Speaking in Glasgow to coincide with the launch of the UK Government's fourth in a series of papers on Scottish independence, Mr Cable will say a "Yes" vote in next year's referendum would "create barriers that would hamper trade with the rest of the UK, which is by far Scotland's most important market".

Mr Cable will note how these barriers could also damage the prospects for the rest of the UK, for which Scotland is currently the second largest market.

Stressing how Scottish exports to the rest of the UK, excluding North Sea oil and gas, totalled £46 billion in 2011, Mr Cable is due to point out how this is double the level of exports to the rest of the world and four times the level exported to the EU.

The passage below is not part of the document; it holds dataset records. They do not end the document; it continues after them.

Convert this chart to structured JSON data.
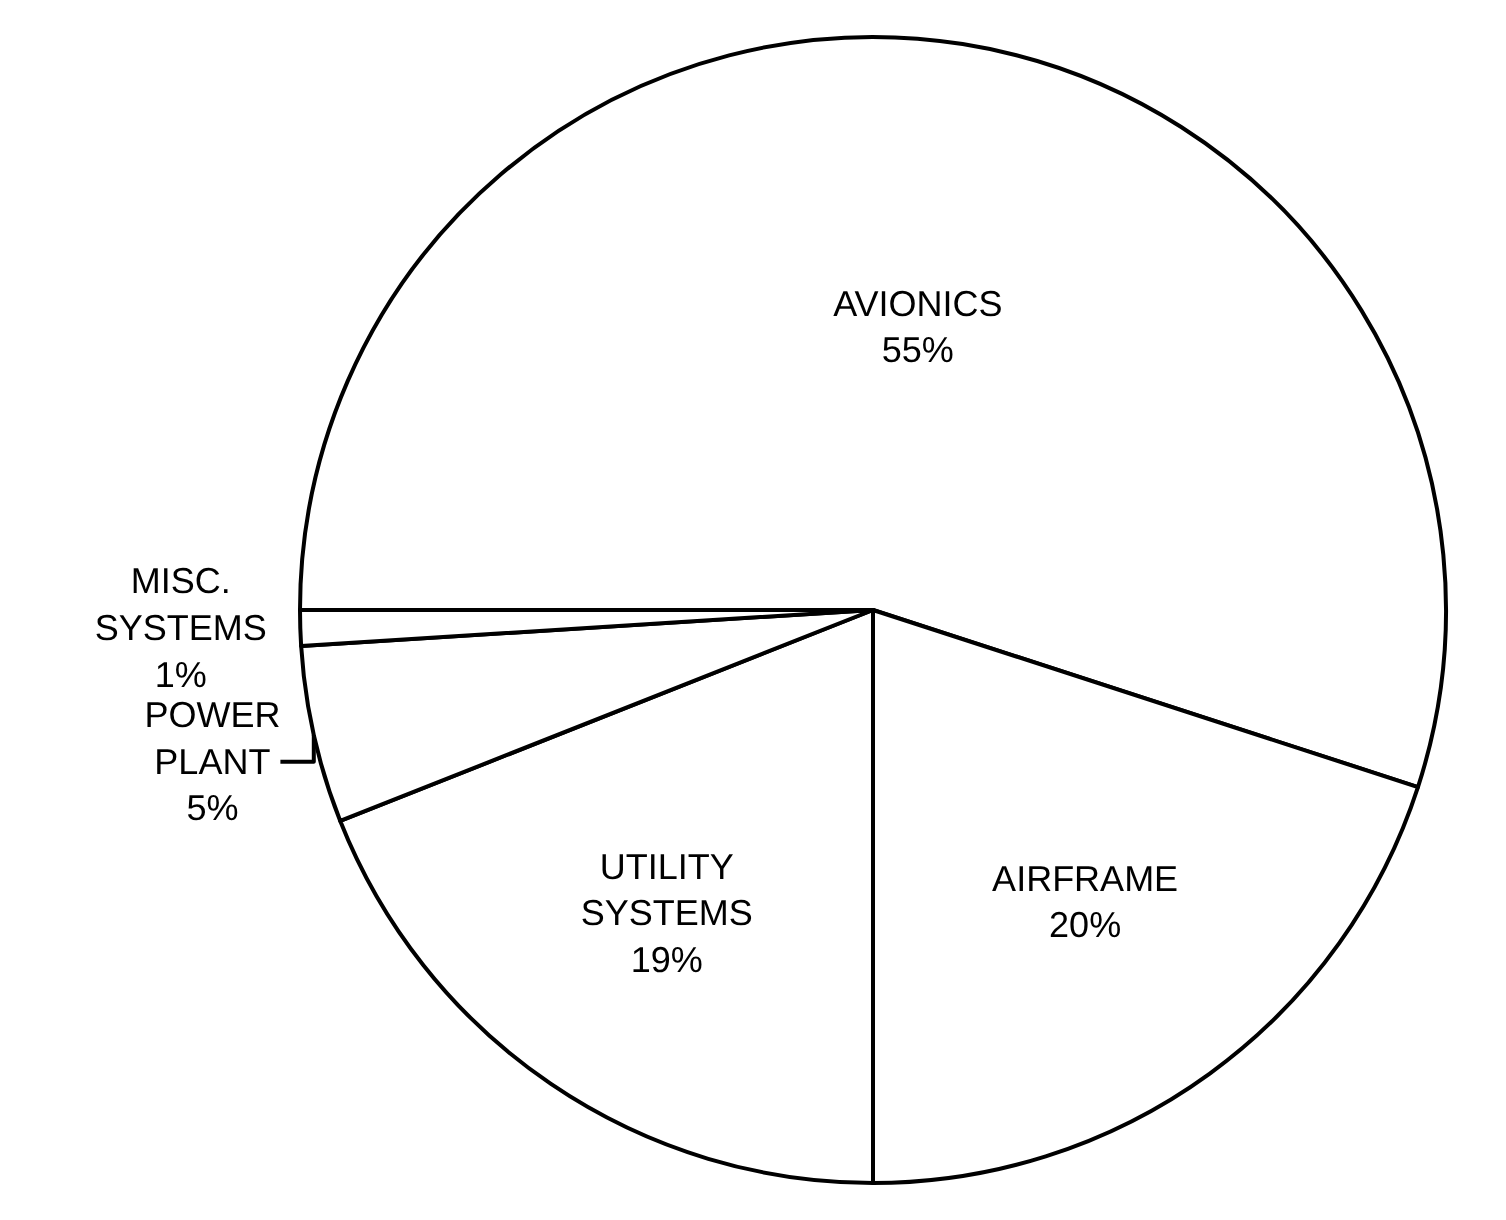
{
  "chart_data": {
    "type": "pie",
    "categories": [
      "AVIONICS",
      "AIRFRAME",
      "UTILITY SYSTEMS",
      "POWER PLANT",
      "MISC. SYSTEMS"
    ],
    "values": [
      55,
      20,
      19,
      5,
      1
    ],
    "colors": [
      "#ffffff",
      "#ffffff",
      "#ffffff",
      "#ffffff",
      "#ffffff"
    ],
    "value_labels": [
      "55%",
      "20%",
      "19%",
      "5%",
      "1%"
    ],
    "legend": false
  }
}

Mr Cable will also note how within the UK there are no internal barriers to the flow of goods, services, capital and people whereas trade between independent nations involves red tape, costs such as VAT as well as payment and reporting requirements.

He will set out the benefits of Scots firms retaining membership of the UK, such as a common set of business regulations; an integrated infrastructure for telecommunications, broadband, postal services and transport and a wide UK tax base that enables long-term investment in major projects.

The Business Secretary will also claim that access to the UK market and a highly skilled workforce has helped Scotland remain an attractive destination for foreign investment.

"The Union works for businesses on both sides of the Border," Mr Cable will insist. "Scotland is famous for its world-class products and enterprising spirit; the UK's truly free, integrated and growing market helps Scottish firms exploit these to the full.

"The last thing firms need is a new set of rules and regulations, new costs on exports, a smaller labour market and less reliable support for innovation and knowledge transfer."